Für Empfangshalle steht die Kunst immer im Mittelpunkt ihres Denkens und Handelns, wobei sie sich im Laufe der Jahre notgedrungen eben auch zu Aktivisten für niedrigschwellige und bezahlbare Räume für Kunst in der Stadt wandelten. Denn das Wertvollste für das Duo wäre es wohl gewesen, in München stabile Verhältnisse und ein entspanntes Verhältnis von Angebot und Nachfrage in Bezug auf Künstlerateliers vorzufinden, doch jede Zwischennutzung hat nun mal ein Ende. Für die Ateliergemeinschaft in der Katharina-von-Bora-Straße bedeutete dies, dass sie ab 2017 wieder zersprengt wurde, da nur wenige Künstler*innen Platz in den neuen Räumlichkeiten von Empfangshalle im Kreativquartier in der Schwere Reiter Straße 2 fanden. Nachdem der Umzug abgeschlossen worden war und man sich dort einigermaßen etabliert hatte, rückte auch schon schweres Gerät an und Teile der Werkstätten wurden wegen angeblich dringender Arbeiten am Fernwärmenetz abgerissen. Dann passierte zunächst einmal und bis heute eigentlich nichts, außer dass weniger Atelierräume als geplant zur Verfügung standen. Da Böhm und Gruber jedoch inzwischen Experten sind im Zwischennutzen und daher auch im Improvisieren, konnten sie auf dem Areal für die erneut wachsende Ateliergemeinschaft aus über 50 Künstler*innen eine ca. 300 m2 große Werkhalle samt für alle nutzbare Holzwerkstatt sowie ein Kunstlager anmieten.
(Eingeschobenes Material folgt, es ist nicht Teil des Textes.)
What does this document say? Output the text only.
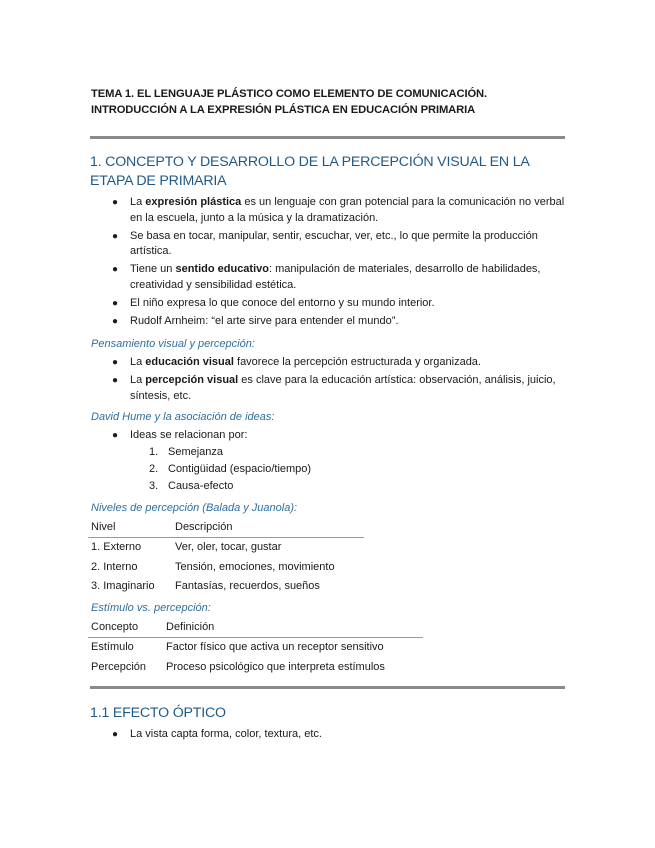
TEMA 1. EL LENGUAJE PLÁSTICO COMO ELEMENTO DE COMUNICACIÓN.
INTRODUCCIÓN A LA EXPRESIÓN PLÁSTICA EN EDUCACIÓN PRIMARIA
1. CONCEPTO Y DESARROLLO DE LA PERCEPCIÓN VISUAL EN LA ETAPA DE PRIMARIA
● La expresión plástica es un lenguaje con gran potencial para la comunicación no verbal en la escuela, junto a la música y la dramatización.
● Se basa en tocar, manipular, sentir, escuchar, ver, etc., lo que permite la producción artística.
● Tiene un sentido educativo: manipulación de materiales, desarrollo de habilidades, creatividad y sensibilidad estética.
● El niño expresa lo que conoce del entorno y su mundo interior.
● Rudolf Arnheim: “el arte sirve para entender el mundo”.
Pensamiento visual y percepción:
● La educación visual favorece la percepción estructurada y organizada.
● La percepción visual es clave para la educación artística: observación, análisis, juicio, síntesis, etc.
David Hume y la asociación de ideas:
● Ideas se relacionan por:
1. Semejanza
2. Contigüidad (espacio/tiempo)
3. Causa-efecto
Niveles de percepción (Balada y Juanola):
Nivel	Descripción
1. Externo	Ver, oler, tocar, gustar
2. Interno	Tensión, emociones, movimiento
3. Imaginario	Fantasías, recuerdos, sueños
Estímulo vs. percepción:
Concepto	Definición
Estímulo	Factor físico que activa un receptor sensitivo
Percepción	Proceso psicológico que interpreta estímulos
1.1 EFECTO ÓPTICO
● La vista capta forma, color, textura, etc.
Um das vielfältige Schaffen in den verschiedenen Räumen auch der Öffentlichkeit präsentieren zu können, hat Empfangshalle 2018 noch einen kleinen Ausstellungsraum in der Theresienstraße eröffnet. Dort kuratiert Maria Justus Projekte in Kooperation mit den Künstler*innen aus der Ateliergemeinschaft sowie dem internationalen Netzwerk von Empfangshalle. Besonders hervorzuheben ist dabei die Kampagne „Exist!“, deren zentrales Anliegen es war durch Ausstellungen, Performances und Kunstinterventionen auf die immer weiter um sich greifende Verdrängung von Kunstschaffenden aus der Stadt München hinzuweisen, in der es kaum noch leistbare Atelier- und Ausstellungsräume gibt.
Um diesem bedauernswerten Umstand entgegenzuwirken, unternahm das Künstlerduo auch ihre jüngste, rein privatwirtschaftliche Anstrengung, nämlich die Anmietung einer ehemaligen Druckerei in der Gabelsbergerstraße. Damit versuchen Böhm und Gruber nicht nur die Raumverluste im Kreativquartier zu kompensieren, sondern auch eine langfristige Perspektive für bis zu 13 junge Künstler*innen in München zu schaffen, da es sie hierbei erstmals nicht um eine Zwischennutzung handelt.
Immer schon begriff Empfangshalle Kunst als Möglichkeit, miteinander ins Gespräch zu kommen, und so war es eigentlich nur eine Frage der Zeit, bis das Duo in einer der wechselnden Ateliergemeinschaften die Idee der Künstlerspeisung etablierte. Einzelne aus der Gemeinschaft oder auch darüber hinaus kochen für ausgewählte Gäste einen Mittagstisch und im Anschluss daran präsentieren sie die eigene künstlerische Arbeit. Dabei geht es nicht ums Verkaufen, sondern um den offenen Austausch von Ideen und um das Erkennen gemeinsamer Interessen und ähnlicher Zugänge zu Kunst im Kollektiv. In der Rathausgalerie finden Sie in der großen Tafel diese Idee ins Bild gesetzt. Nur zu, setzen Sie sich – Empfangshalle empfängt sie gerne!